Yep, I’ll do that. I was hoping to get some people seeding from this community.

lissyx · March 8, 2019, 4:41pm

If you can share it with me directly, I can start seeding.

Codigo_Logo_Programacao_e_Inteligencia_Artificial · March 8, 2019, 4:42pm

How do I do that? Like I’m already sharing through p2p.

lissyx · March 8, 2019, 4:46pm

Direct link to some hosting? Then I can download it completely and quickly and start seeding. Because right now it’s very slow

Codigo_Logo_Programacao_e_Inteligencia_Artificial · March 8, 2019, 4:50pm

Well, I don’t have it. I downloaded from from Common Voice and organized each language in its own folder. I would host on mega, but I don’t think you can transfer 35Gb on it. I hope my torrent get some seeders, we just need some seeders to start, I mean the whole point of p2p, is how scalable it is.

nukeador · March 8, 2019, 4:51pm

Hi everyone,

I would like to explain why the Common Voice team prefers the dataset to be available just from the official site and don’t create new unofficial places.

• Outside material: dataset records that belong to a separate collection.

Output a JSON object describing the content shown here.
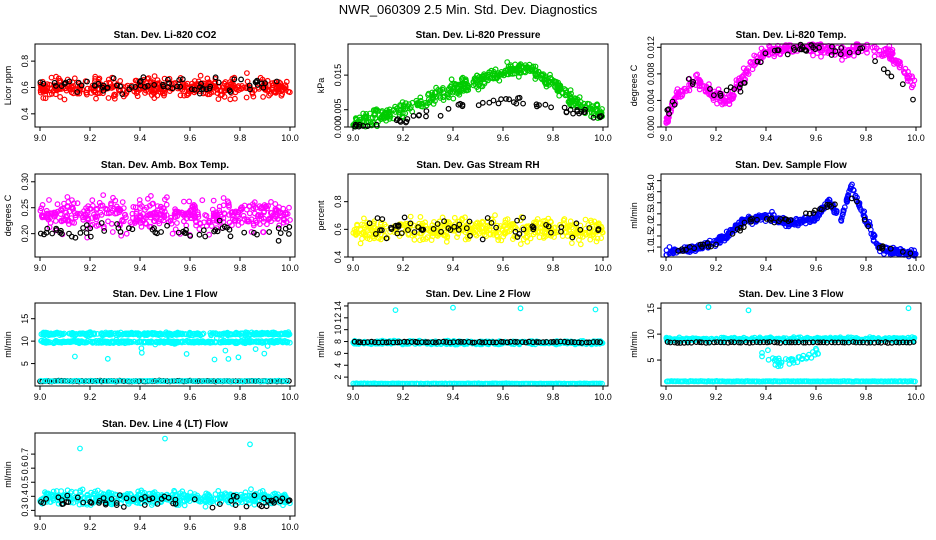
{
  "title": "NWR_060309  2.5 Min. Std. Dev. Diagnostics",
  "colors": {
    "red": "#ff0000",
    "green": "#00cc00",
    "magenta": "#ff00ff",
    "yellow": "#ffff00",
    "blue": "#0000ff",
    "cyan": "#00ffff",
    "black": "#000000"
  },
  "chart_data": [
    {
      "id": "p1",
      "type": "scatter",
      "title": "Stan. Dev. Li-820 CO2",
      "ylabel": "Licor ppm",
      "xlim": [
        8.98,
        10.02
      ],
      "ylim": [
        0.3,
        0.93
      ],
      "xticks": [
        "9.0",
        "9.2",
        "9.4",
        "9.6",
        "9.8",
        "10.0"
      ],
      "yticks": [
        {
          "v": 0.4,
          "label": "0.4"
        },
        {
          "v": 0.6,
          "label": "0.6"
        },
        {
          "v": 0.8,
          "label": "0.8"
        }
      ],
      "color": "red",
      "series": [
        {
          "name": "main",
          "kind": "noise",
          "n": 420,
          "center": 0.6,
          "spread": 0.09
        },
        {
          "name": "black",
          "kind": "noise",
          "n": 70,
          "center": 0.62,
          "spread": 0.08
        }
      ]
    },
    {
      "id": "p2",
      "type": "scatter",
      "title": "Stan. Dev. Li-820 Pressure",
      "ylabel": "kPa",
      "xlim": [
        8.98,
        10.02
      ],
      "ylim": [
        0,
        0.024
      ],
      "xticks": [
        "9.0",
        "9.2",
        "9.4",
        "9.6",
        "9.8",
        "10.0"
      ],
      "yticks": [
        {
          "v": 0.0,
          "label": "0.000"
        },
        {
          "v": 0.005,
          "label": "0.005"
        },
        {
          "v": 0.015,
          "label": "0.015"
        }
      ],
      "color": "green",
      "series": [
        {
          "name": "main",
          "kind": "curve",
          "n": 460,
          "curve": [
            [
              9.0,
              0.001
            ],
            [
              9.1,
              0.003
            ],
            [
              9.2,
              0.005
            ],
            [
              9.3,
              0.008
            ],
            [
              9.4,
              0.011
            ],
            [
              9.5,
              0.013
            ],
            [
              9.6,
              0.016
            ],
            [
              9.7,
              0.017
            ],
            [
              9.8,
              0.013
            ],
            [
              9.9,
              0.006
            ],
            [
              10.0,
              0.004
            ]
          ],
          "spread": 0.0025
        },
        {
          "name": "black",
          "kind": "curve",
          "n": 60,
          "curve": [
            [
              9.0,
              0.0
            ],
            [
              9.2,
              0.002
            ],
            [
              9.4,
              0.006
            ],
            [
              9.6,
              0.008
            ],
            [
              9.8,
              0.006
            ],
            [
              10.0,
              0.003
            ]
          ],
          "spread": 0.0015
        }
      ]
    },
    {
      "id": "p3",
      "type": "scatter",
      "title": "Stan. Dev. Li-820 Temp.",
      "ylabel": "degrees C",
      "xlim": [
        8.98,
        10.02
      ],
      "ylim": [
        0,
        0.0125
      ],
      "xticks": [
        "9.0",
        "9.2",
        "9.4",
        "9.6",
        "9.8",
        "10.0"
      ],
      "yticks": [
        {
          "v": 0.0,
          "label": "0.000"
        },
        {
          "v": 0.004,
          "label": "0.004"
        },
        {
          "v": 0.008,
          "label": "0.008"
        },
        {
          "v": 0.012,
          "label": "0.012"
        }
      ],
      "color": "magenta",
      "series": [
        {
          "name": "main",
          "kind": "curve",
          "n": 420,
          "curve": [
            [
              9.0,
              0.001
            ],
            [
              9.05,
              0.005
            ],
            [
              9.12,
              0.007
            ],
            [
              9.18,
              0.005
            ],
            [
              9.25,
              0.004
            ],
            [
              9.3,
              0.007
            ],
            [
              9.38,
              0.011
            ],
            [
              9.5,
              0.012
            ],
            [
              9.6,
              0.012
            ],
            [
              9.7,
              0.011
            ],
            [
              9.8,
              0.012
            ],
            [
              9.9,
              0.011
            ],
            [
              10.0,
              0.006
            ]
          ],
          "spread": 0.0012
        },
        {
          "name": "black",
          "kind": "curve",
          "n": 55,
          "curve": [
            [
              9.0,
              0.002
            ],
            [
              9.1,
              0.007
            ],
            [
              9.2,
              0.005
            ],
            [
              9.3,
              0.006
            ],
            [
              9.4,
              0.011
            ],
            [
              9.6,
              0.012
            ],
            [
              9.8,
              0.011
            ],
            [
              10.0,
              0.004
            ]
          ],
          "spread": 0.0009
        }
      ]
    },
    {
      "id": "p4",
      "type": "scatter",
      "title": "Stan. Dev. Amb. Box Temp.",
      "ylabel": "degrees C",
      "xlim": [
        8.98,
        10.02
      ],
      "ylim": [
        0.155,
        0.315
      ],
      "xticks": [
        "9.0",
        "9.2",
        "9.4",
        "9.6",
        "9.8",
        "10.0"
      ],
      "yticks": [
        {
          "v": 0.2,
          "label": "0.20"
        },
        {
          "v": 0.25,
          "label": "0.25"
        },
        {
          "v": 0.3,
          "label": "0.30"
        }
      ],
      "color": "magenta",
      "series": [
        {
          "name": "main",
          "kind": "noise",
          "n": 440,
          "center": 0.235,
          "spread": 0.035
        },
        {
          "name": "black",
          "kind": "noise",
          "n": 60,
          "center": 0.205,
          "spread": 0.02
        }
      ]
    },
    {
      "id": "p5",
      "type": "scatter",
      "title": "Stan. Dev. Gas Stream RH",
      "ylabel": "percent",
      "xlim": [
        8.98,
        10.02
      ],
      "ylim": [
        0.4,
        1.0
      ],
      "xticks": [
        "9.0",
        "9.2",
        "9.4",
        "9.6",
        "9.8",
        "10.0"
      ],
      "yticks": [
        {
          "v": 0.4,
          "label": "0.4"
        },
        {
          "v": 0.6,
          "label": "0.6"
        },
        {
          "v": 0.8,
          "label": "0.8"
        }
      ],
      "color": "yellow",
      "series": [
        {
          "name": "main",
          "kind": "noise",
          "n": 440,
          "center": 0.6,
          "spread": 0.1
        },
        {
          "name": "black",
          "kind": "noise",
          "n": 60,
          "center": 0.6,
          "spread": 0.08
        }
      ]
    },
    {
      "id": "p6",
      "type": "scatter",
      "title": "Stan. Dev. Sample Flow",
      "ylabel": "ml/min",
      "xlim": [
        8.98,
        10.02
      ],
      "ylim": [
        0.55,
        4.3
      ],
      "xticks": [
        "9.0",
        "9.2",
        "9.4",
        "9.6",
        "9.8",
        "10.0"
      ],
      "yticks": [
        {
          "v": 1.0,
          "label": "1.0"
        },
        {
          "v": 1.5,
          "label": "1.5"
        },
        {
          "v": 2.0,
          "label": "2.0"
        },
        {
          "v": 2.5,
          "label": "2.5"
        },
        {
          "v": 3.0,
          "label": "3.0"
        },
        {
          "v": 3.5,
          "label": "3.5"
        },
        {
          "v": 4.0,
          "label": "4.0"
        }
      ],
      "color": "blue",
      "series": [
        {
          "name": "main",
          "kind": "curve",
          "n": 460,
          "curve": [
            [
              9.0,
              0.8
            ],
            [
              9.1,
              0.9
            ],
            [
              9.2,
              1.2
            ],
            [
              9.25,
              1.6
            ],
            [
              9.3,
              2.1
            ],
            [
              9.4,
              2.4
            ],
            [
              9.5,
              2.1
            ],
            [
              9.6,
              2.3
            ],
            [
              9.65,
              3.1
            ],
            [
              9.7,
              2.2
            ],
            [
              9.74,
              3.8
            ],
            [
              9.8,
              2.2
            ],
            [
              9.85,
              1.0
            ],
            [
              9.9,
              0.8
            ],
            [
              10.0,
              0.7
            ]
          ],
          "spread": 0.22
        },
        {
          "name": "black",
          "kind": "curve",
          "n": 55,
          "curve": [
            [
              9.0,
              0.8
            ],
            [
              9.2,
              1.1
            ],
            [
              9.35,
              2.3
            ],
            [
              9.5,
              2.2
            ],
            [
              9.65,
              2.8
            ],
            [
              9.75,
              3.3
            ],
            [
              9.85,
              1.0
            ],
            [
              10.0,
              0.7
            ]
          ],
          "spread": 0.15
        }
      ]
    },
    {
      "id": "p7",
      "type": "scatter",
      "title": "Stan. Dev. Line 1 Flow",
      "ylabel": "ml/min",
      "xlim": [
        8.98,
        10.02
      ],
      "ylim": [
        0,
        18.5
      ],
      "xticks": [
        "9.0",
        "9.2",
        "9.4",
        "9.6",
        "9.8",
        "10.0"
      ],
      "yticks": [
        {
          "v": 5,
          "label": "5"
        },
        {
          "v": 10,
          "label": "10"
        },
        {
          "v": 15,
          "label": "15"
        }
      ],
      "color": "cyan",
      "series": [
        {
          "name": "band_high",
          "kind": "noise",
          "n": 320,
          "center": 11.6,
          "spread": 0.4
        },
        {
          "name": "band_mid",
          "kind": "noise",
          "n": 320,
          "center": 9.8,
          "spread": 0.35
        },
        {
          "name": "outliers",
          "kind": "noise",
          "n": 22,
          "center": 8.0,
          "spread": 4.0
        },
        {
          "name": "black_low",
          "kind": "line",
          "n": 110,
          "y": 1.1,
          "spread": 0.15,
          "color": "black"
        },
        {
          "name": "cyan_low",
          "kind": "line",
          "n": 80,
          "y": 1.1,
          "spread": 0.15
        }
      ]
    },
    {
      "id": "p8",
      "type": "scatter",
      "title": "Stan. Dev. Line 2 Flow",
      "ylabel": "ml/min",
      "xlim": [
        8.98,
        10.02
      ],
      "ylim": [
        0.5,
        14.5
      ],
      "xticks": [
        "9.0",
        "9.2",
        "9.4",
        "9.6",
        "9.8",
        "10.0"
      ],
      "yticks": [
        {
          "v": 2,
          "label": "2"
        },
        {
          "v": 4,
          "label": "4"
        },
        {
          "v": 6,
          "label": "6"
        },
        {
          "v": 8,
          "label": "8"
        },
        {
          "v": 10,
          "label": "10"
        },
        {
          "v": 12,
          "label": "12"
        },
        {
          "v": 14,
          "label": "14"
        }
      ],
      "color": "cyan",
      "series": [
        {
          "name": "band",
          "kind": "noise",
          "n": 420,
          "center": 7.8,
          "spread": 0.35
        },
        {
          "name": "low",
          "kind": "line",
          "n": 160,
          "y": 0.9,
          "spread": 0.08
        },
        {
          "name": "outliers",
          "kind": "scatter",
          "points": [
            [
              9.17,
              13.3
            ],
            [
              9.4,
              13.7
            ],
            [
              9.67,
              13.6
            ],
            [
              9.97,
              13.4
            ]
          ]
        },
        {
          "name": "black",
          "kind": "line",
          "n": 70,
          "y": 7.9,
          "spread": 0.15,
          "color": "black"
        }
      ]
    },
    {
      "id": "p9",
      "type": "scatter",
      "title": "Stan. Dev. Line 3 Flow",
      "ylabel": "ml/min",
      "xlim": [
        8.98,
        10.02
      ],
      "ylim": [
        0,
        16
      ],
      "xticks": [
        "9.0",
        "9.2",
        "9.4",
        "9.6",
        "9.8",
        "10.0"
      ],
      "yticks": [
        {
          "v": 5,
          "label": "5"
        },
        {
          "v": 10,
          "label": "10"
        },
        {
          "v": 15,
          "label": "15"
        }
      ],
      "color": "cyan",
      "series": [
        {
          "name": "band",
          "kind": "noise",
          "n": 420,
          "center": 9.0,
          "spread": 0.45
        },
        {
          "name": "low",
          "kind": "line",
          "n": 160,
          "y": 0.9,
          "spread": 0.1
        },
        {
          "name": "dip",
          "kind": "curve",
          "n": 40,
          "curve": [
            [
              9.38,
              6.5
            ],
            [
              9.45,
              4.5
            ],
            [
              9.55,
              5.5
            ],
            [
              9.62,
              6.8
            ]
          ],
          "spread": 1.2
        },
        {
          "name": "outliers",
          "kind": "scatter",
          "points": [
            [
              9.17,
              15.2
            ],
            [
              9.33,
              14.6
            ],
            [
              9.97,
              15.0
            ]
          ]
        },
        {
          "name": "black",
          "kind": "line",
          "n": 70,
          "y": 8.4,
          "spread": 0.15,
          "color": "black"
        }
      ]
    },
    {
      "id": "p10",
      "type": "scatter",
      "title": "Stan. Dev. Line 4 (LT) Flow",
      "ylabel": "ml/min",
      "xlim": [
        8.98,
        10.02
      ],
      "ylim": [
        0.26,
        0.85
      ],
      "xticks": [
        "9.0",
        "9.2",
        "9.4",
        "9.6",
        "9.8",
        "10.0"
      ],
      "yticks": [
        {
          "v": 0.3,
          "label": "0.3"
        },
        {
          "v": 0.4,
          "label": "0.4"
        },
        {
          "v": 0.5,
          "label": "0.5"
        },
        {
          "v": 0.6,
          "label": "0.6"
        },
        {
          "v": 0.7,
          "label": "0.7"
        }
      ],
      "color": "cyan",
      "series": [
        {
          "name": "main",
          "kind": "noise",
          "n": 460,
          "center": 0.39,
          "spread": 0.06
        },
        {
          "name": "outliers",
          "kind": "scatter",
          "points": [
            [
              9.16,
              0.74
            ],
            [
              9.5,
              0.81
            ],
            [
              9.84,
              0.77
            ]
          ]
        },
        {
          "name": "black",
          "kind": "noise",
          "n": 60,
          "center": 0.37,
          "spread": 0.05,
          "color": "black"
        }
      ]
    }
  ]
}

The main reason is that we want to make sure we have a way to contact to everyone who has downloaded the dataset in case someone request us to remove their voices from the dataset. This is important and we want to respect people’s choices.

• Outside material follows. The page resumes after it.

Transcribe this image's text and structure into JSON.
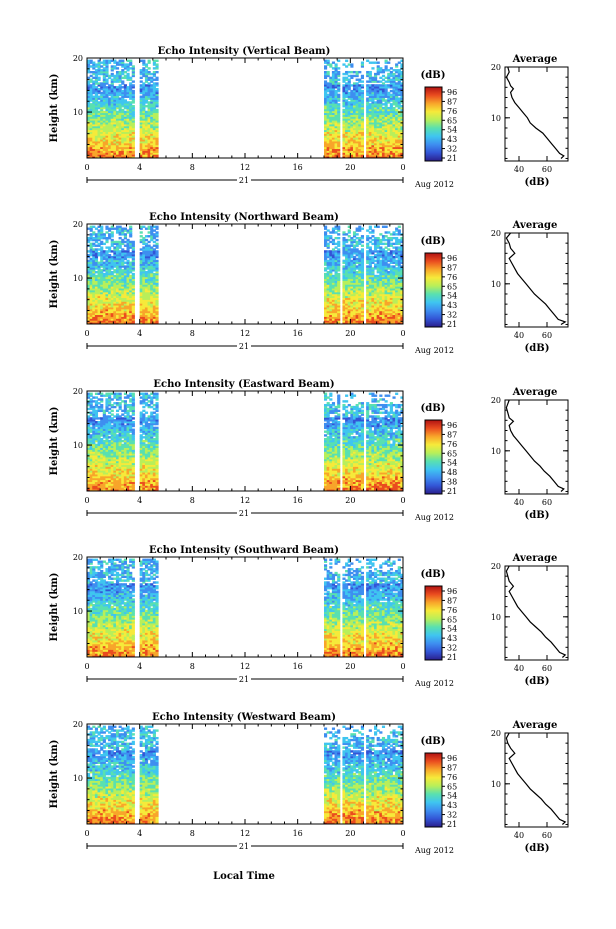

If you feel the current download process is not working for you, let’s talk about that and find solutions, but I would like to request we don’t create other places for this download so we also avoid people getting confused about the official one and potentially downloading an outdated or manipulated dataset.

Thanks!

Codigo_Logo_Programacao_e_Inteligencia_Artificial · March 8, 2019, 4:57pm

@nukeador Got it, I will stop my torrent, But I have a different opinion, what’s the point of the dataset being CC-0, if you can’t share it? With regards with people wanting their voices removed, how do you know which clips belongs to whom?

Codigo_Logo_Programacao_e_Inteligencia_Artificial · March 8, 2019, 5:02pm

I always prefer to download through p2p, I think Common Voice also should have this option as many open source programs and linux distribuitions.

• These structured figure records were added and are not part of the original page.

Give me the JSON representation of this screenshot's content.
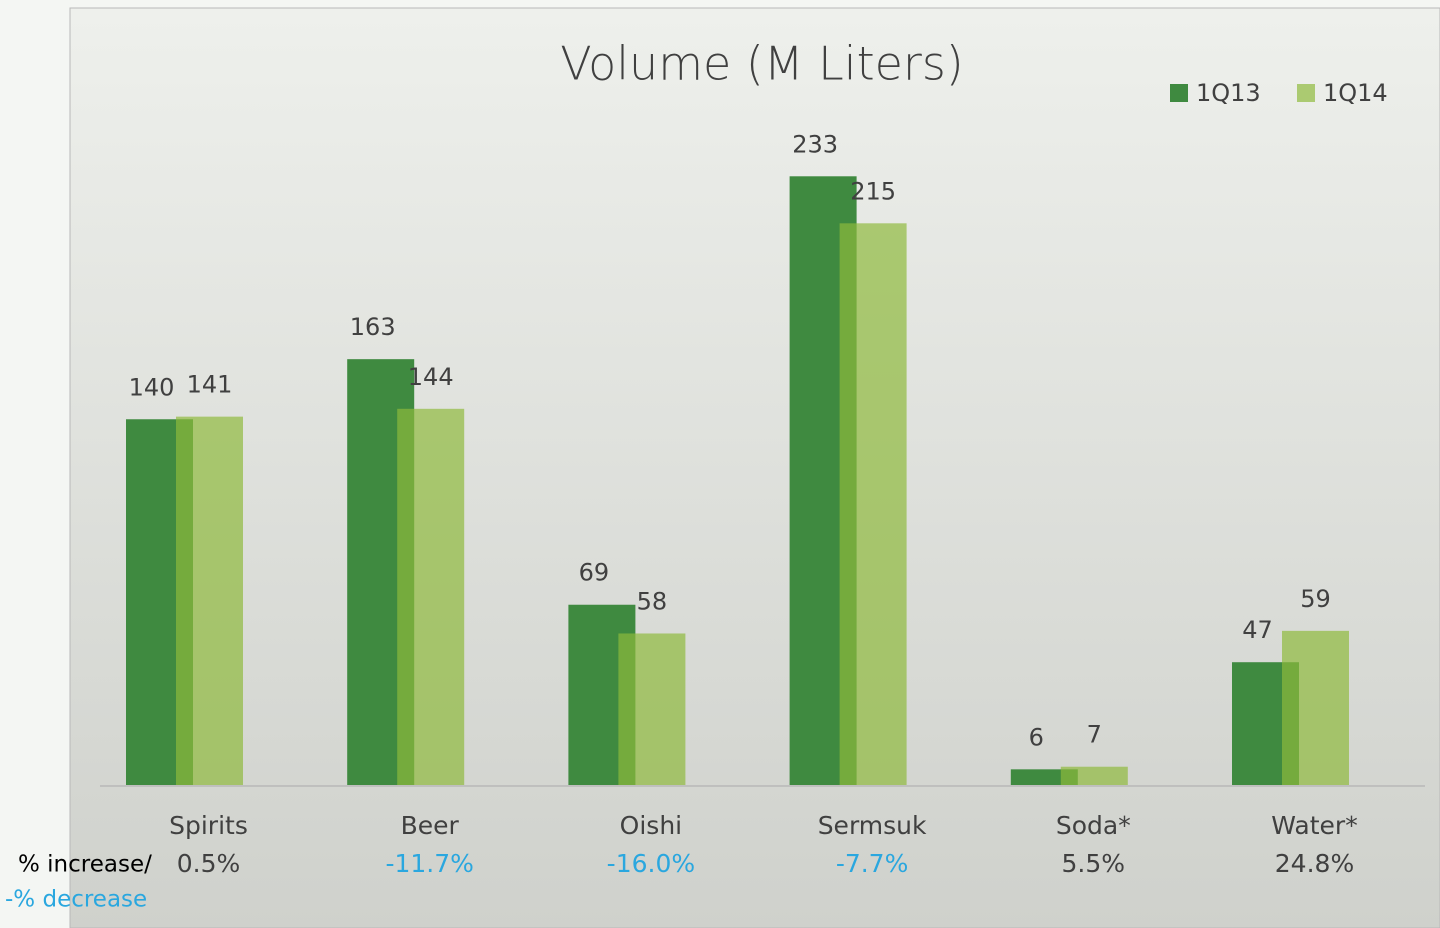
{
  "chart_data": {
    "type": "bar",
    "title": "Volume (M Liters)",
    "categories": [
      "Spirits",
      "Beer",
      "Oishi",
      "Sermsuk",
      "Soda*",
      "Water*"
    ],
    "series": [
      {
        "name": "1Q13",
        "color": "#3f8a40",
        "values": [
          140,
          163,
          69,
          233,
          6,
          47
        ]
      },
      {
        "name": "1Q14",
        "color": "#8eb93b",
        "values": [
          141,
          144,
          58,
          215,
          7,
          59
        ]
      }
    ],
    "ylim": [
      0,
      240
    ],
    "change_caption": [
      "% increase/",
      "-% decrease"
    ],
    "changes": [
      "0.5%",
      "-11.7%",
      "-16.0%",
      "-7.7%",
      "5.5%",
      "24.8%"
    ],
    "legend": "top-right"
  }
}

nukeador · March 8, 2019, 5:02pm

Having cc-0 is specially important to be able to use the dataset by many different commercial and non-commercial entities. In terms of sharing, we prefer to always point the official site because of the reasons I listed, we think people will understand.

The site knows which speaker ID belongs to which user, but this information is not exposed in the dataset for privacy reasons.

nukeador · March 8, 2019, 5:03pm

What’s the problem you are currently experiencing when downloading the dataset? Is it speed? Other? We can look into it.

Codigo_Logo_Programacao_e_Inteligencia_Artificial · March 8, 2019, 5:05pm

Thanks for clarifying, One think that was odd was is the tar files, you have two extract twice, why not use .zip or .gzip?

nukeador · March 8, 2019, 5:07pm

Do you mean tar.gz file? You should be able to extract it at once with 7-Zip, command line or any other archiver that supports this format.

Codigo_Logo_Programacao_e_Inteligencia_Artificial · March 8, 2019, 5:09pm

@nukedor I think all the dataset should be put into one file, so if I extract I should have a good workspace like this:

And maybe split them into subfolders, having a half a million files in one single folder makes it harder to play some of the files.

nukeador · March 8, 2019, 5:09pm

Understood. Pinging @gregor and @kdavis here for their feedback on how to improve this.

kdavis · March 11, 2019, 9:18am

I think having both options available, all in one zip and each language in a separate zip, seems reasonable. Some people want to work with all languages, and some with only a single language.